Becoming is not always a human becoming, there is becoming animal, mineral, mountain, etc. to think for a moment as an animal, to get out of the stress of being a servile being... even if it is only a momentary glimpse of an other reality.
"Schizophrenia is like love"(p.5) it is in a sense indescribable, it happens it is an extreme state of mind, and when it happens it shakes you to your core. No amount of calculative logic or scientific explanations showing hormonal changes in the body can explain "love" or "schizophrenia", its an intense experience, more often than not it is inexplicable.
They then move into a Buddhist kind of understanding of the self, "Industry is then no longer considered from the extrinsic point of view of utility... Not man as the king of creation, but rather as the being who is in intimate contact with the profound life of all forms or all types of beings, who is responsible for even the stars and animal life... ceaselessly plugs an organ-machine into an energy-machine"(p.4)

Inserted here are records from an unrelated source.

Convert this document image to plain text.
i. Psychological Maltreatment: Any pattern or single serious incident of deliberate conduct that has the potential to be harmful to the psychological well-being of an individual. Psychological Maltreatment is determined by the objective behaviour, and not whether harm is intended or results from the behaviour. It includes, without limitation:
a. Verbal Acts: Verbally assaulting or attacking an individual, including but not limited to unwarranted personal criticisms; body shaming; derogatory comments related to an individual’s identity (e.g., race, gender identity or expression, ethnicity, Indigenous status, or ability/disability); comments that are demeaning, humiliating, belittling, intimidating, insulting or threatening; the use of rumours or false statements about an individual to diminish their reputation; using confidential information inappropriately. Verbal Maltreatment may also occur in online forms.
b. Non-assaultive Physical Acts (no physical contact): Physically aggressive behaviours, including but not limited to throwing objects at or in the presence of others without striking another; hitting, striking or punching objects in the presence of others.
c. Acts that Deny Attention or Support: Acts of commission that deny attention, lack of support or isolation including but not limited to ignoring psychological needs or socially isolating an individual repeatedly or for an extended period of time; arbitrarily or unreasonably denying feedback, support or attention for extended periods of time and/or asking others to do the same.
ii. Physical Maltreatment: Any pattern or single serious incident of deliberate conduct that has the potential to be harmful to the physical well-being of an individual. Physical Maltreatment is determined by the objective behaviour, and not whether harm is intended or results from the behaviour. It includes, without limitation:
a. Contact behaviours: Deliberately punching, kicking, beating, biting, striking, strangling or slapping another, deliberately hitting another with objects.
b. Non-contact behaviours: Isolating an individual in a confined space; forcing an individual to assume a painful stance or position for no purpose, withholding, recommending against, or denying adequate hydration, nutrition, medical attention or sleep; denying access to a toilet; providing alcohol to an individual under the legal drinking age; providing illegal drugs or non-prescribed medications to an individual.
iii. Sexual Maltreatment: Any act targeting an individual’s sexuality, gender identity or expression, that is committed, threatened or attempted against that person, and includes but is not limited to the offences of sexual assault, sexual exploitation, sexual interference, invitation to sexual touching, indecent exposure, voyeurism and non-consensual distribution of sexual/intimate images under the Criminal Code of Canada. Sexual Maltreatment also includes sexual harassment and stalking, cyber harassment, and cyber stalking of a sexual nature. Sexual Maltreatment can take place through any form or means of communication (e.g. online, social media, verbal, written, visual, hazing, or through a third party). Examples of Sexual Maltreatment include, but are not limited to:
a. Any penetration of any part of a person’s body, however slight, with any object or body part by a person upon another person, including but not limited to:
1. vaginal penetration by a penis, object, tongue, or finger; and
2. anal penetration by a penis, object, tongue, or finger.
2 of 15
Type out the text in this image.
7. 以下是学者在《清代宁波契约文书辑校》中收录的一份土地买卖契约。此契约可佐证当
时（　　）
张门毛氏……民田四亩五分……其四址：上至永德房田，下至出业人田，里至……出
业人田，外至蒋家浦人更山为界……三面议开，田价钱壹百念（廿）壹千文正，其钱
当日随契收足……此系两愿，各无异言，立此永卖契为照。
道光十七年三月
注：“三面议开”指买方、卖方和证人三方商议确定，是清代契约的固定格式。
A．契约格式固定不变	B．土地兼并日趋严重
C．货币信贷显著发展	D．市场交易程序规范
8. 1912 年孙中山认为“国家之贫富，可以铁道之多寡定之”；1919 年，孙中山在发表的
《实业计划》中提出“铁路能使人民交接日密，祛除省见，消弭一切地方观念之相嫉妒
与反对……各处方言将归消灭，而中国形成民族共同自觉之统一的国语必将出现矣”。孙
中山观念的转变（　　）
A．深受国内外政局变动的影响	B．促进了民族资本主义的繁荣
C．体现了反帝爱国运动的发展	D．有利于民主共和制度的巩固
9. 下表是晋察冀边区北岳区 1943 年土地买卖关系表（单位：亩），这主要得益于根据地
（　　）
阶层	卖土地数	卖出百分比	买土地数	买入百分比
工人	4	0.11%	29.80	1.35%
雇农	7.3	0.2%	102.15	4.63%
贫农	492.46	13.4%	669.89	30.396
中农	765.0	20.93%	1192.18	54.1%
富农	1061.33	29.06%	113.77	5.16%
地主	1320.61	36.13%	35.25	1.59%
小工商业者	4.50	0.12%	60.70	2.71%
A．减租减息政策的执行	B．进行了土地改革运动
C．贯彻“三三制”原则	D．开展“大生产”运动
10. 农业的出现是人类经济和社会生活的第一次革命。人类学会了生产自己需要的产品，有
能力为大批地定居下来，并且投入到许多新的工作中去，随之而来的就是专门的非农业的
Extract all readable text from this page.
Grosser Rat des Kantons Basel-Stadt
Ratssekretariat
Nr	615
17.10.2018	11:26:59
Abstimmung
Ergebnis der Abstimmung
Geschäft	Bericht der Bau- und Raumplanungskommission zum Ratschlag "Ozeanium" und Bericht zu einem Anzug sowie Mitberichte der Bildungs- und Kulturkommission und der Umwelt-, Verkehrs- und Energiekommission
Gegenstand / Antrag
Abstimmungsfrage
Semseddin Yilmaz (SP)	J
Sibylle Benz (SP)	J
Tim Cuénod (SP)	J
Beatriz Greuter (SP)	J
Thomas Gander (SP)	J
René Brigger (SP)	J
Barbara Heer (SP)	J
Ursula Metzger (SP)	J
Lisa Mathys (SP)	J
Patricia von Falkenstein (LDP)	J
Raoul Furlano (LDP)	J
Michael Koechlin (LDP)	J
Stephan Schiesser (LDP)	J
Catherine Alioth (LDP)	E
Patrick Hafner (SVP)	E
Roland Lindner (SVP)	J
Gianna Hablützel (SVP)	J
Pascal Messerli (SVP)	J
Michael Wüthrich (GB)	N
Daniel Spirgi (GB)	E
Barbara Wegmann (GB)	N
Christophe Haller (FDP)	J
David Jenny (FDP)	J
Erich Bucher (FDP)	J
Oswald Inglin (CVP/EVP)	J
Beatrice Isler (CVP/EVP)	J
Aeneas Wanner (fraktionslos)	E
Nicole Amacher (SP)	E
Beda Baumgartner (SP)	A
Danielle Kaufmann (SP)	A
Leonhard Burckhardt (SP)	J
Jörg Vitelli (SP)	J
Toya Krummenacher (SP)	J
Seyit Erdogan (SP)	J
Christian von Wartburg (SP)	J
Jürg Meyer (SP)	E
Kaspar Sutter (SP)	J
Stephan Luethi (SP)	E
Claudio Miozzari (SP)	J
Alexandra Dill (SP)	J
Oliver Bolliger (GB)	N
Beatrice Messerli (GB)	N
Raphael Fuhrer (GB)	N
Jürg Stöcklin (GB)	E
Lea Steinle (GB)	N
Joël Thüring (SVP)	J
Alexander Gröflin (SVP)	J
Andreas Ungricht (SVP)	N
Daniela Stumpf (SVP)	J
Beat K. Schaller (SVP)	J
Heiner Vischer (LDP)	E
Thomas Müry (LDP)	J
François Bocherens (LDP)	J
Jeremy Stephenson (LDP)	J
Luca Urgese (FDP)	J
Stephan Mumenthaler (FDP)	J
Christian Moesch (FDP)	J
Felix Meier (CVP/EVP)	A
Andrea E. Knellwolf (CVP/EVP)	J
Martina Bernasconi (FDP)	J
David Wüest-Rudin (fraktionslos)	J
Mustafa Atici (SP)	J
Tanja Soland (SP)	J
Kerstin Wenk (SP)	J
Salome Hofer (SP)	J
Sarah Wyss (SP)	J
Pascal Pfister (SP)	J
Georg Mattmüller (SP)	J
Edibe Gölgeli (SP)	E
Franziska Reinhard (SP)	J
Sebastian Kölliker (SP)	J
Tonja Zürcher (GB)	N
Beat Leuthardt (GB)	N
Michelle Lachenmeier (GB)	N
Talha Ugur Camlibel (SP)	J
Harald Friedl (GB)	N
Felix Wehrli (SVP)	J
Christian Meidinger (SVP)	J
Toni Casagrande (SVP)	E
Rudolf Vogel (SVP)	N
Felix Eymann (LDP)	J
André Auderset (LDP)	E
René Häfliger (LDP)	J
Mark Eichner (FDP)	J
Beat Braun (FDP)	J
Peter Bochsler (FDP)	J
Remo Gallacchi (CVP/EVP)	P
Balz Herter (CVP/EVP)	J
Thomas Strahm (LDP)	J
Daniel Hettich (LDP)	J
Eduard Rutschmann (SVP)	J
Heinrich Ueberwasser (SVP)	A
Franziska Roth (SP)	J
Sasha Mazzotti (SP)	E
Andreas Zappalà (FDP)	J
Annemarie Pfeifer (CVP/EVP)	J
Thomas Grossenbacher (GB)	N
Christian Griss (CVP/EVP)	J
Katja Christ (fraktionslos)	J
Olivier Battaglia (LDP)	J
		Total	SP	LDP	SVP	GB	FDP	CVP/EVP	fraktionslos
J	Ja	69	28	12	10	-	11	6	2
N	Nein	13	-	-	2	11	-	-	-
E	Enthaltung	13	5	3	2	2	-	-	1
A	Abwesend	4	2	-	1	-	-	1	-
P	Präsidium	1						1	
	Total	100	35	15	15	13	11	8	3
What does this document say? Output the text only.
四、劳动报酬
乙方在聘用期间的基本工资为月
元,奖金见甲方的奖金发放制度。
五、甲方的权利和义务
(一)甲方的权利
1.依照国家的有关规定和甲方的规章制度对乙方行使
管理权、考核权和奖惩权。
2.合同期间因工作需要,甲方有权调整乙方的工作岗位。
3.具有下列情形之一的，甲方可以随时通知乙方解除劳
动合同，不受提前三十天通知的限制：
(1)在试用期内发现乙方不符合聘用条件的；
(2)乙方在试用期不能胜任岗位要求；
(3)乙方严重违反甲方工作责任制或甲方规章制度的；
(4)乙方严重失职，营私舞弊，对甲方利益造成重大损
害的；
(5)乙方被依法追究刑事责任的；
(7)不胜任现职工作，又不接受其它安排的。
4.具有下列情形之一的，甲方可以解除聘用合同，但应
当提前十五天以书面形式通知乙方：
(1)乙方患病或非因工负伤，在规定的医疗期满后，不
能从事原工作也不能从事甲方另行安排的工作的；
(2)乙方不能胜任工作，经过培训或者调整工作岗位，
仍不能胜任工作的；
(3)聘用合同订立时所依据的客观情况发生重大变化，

Production as a process overtakes all idealistic categories and constitutes a cycle whose relationship to desire is that of an immanent principle. Immanent (being-there) as opposed to transcendent (going beyond). it is not a thought of surpassing to build a better human-being, but living with what we are, as we are, what Antonio Negri would call "Potentia" or "the power to be" rather than "potenza" which is "power over another".
or even more sophisticated is "potestas" the "power of resistance" which happens, but is not a matter of raising consciousness as Marxists mistakenly believe. Antagonisms are always-already there, in existence.
Product/producing, "producing is always 'grafted onto" the product; desiring production is production of production, just as every machine is a machine connected to another machine" (p.6) foreshadowing its repetition on p.31 "Desiring-machines, on the contrary, continually break down as they run, and in fact run only when they are not functioning properly; the product is always an offshoot of production, implanting itself upon it like a graft, and at the same time the parts of the machine are the fuel that makes it run"
This machine consumes itself. It is slightly different from the machine as a tool of capitalism, in capitalism the machine runs on what Marx called raw materials, coal, fuel, burning wood, etc. raw materials are like food for the body, they are an extra cost to the capitalist and create a higher price for commodities when the product comes into the market. This 'desiring-machine' is a bit different. It consumes itself, the material that propel it to work are internal to its becoming as a machine. Nothing need be added. It lacks nothing, it is productive. It is also a way of expressing a certain continuity between the factory, the life of a laborer, and their psyche as being subsumed by capitalism. Desire, as representative of the unconscious, is mechanized like factory.
There is a LOT there. A lot that I did not get too, but this is such a beautiful book!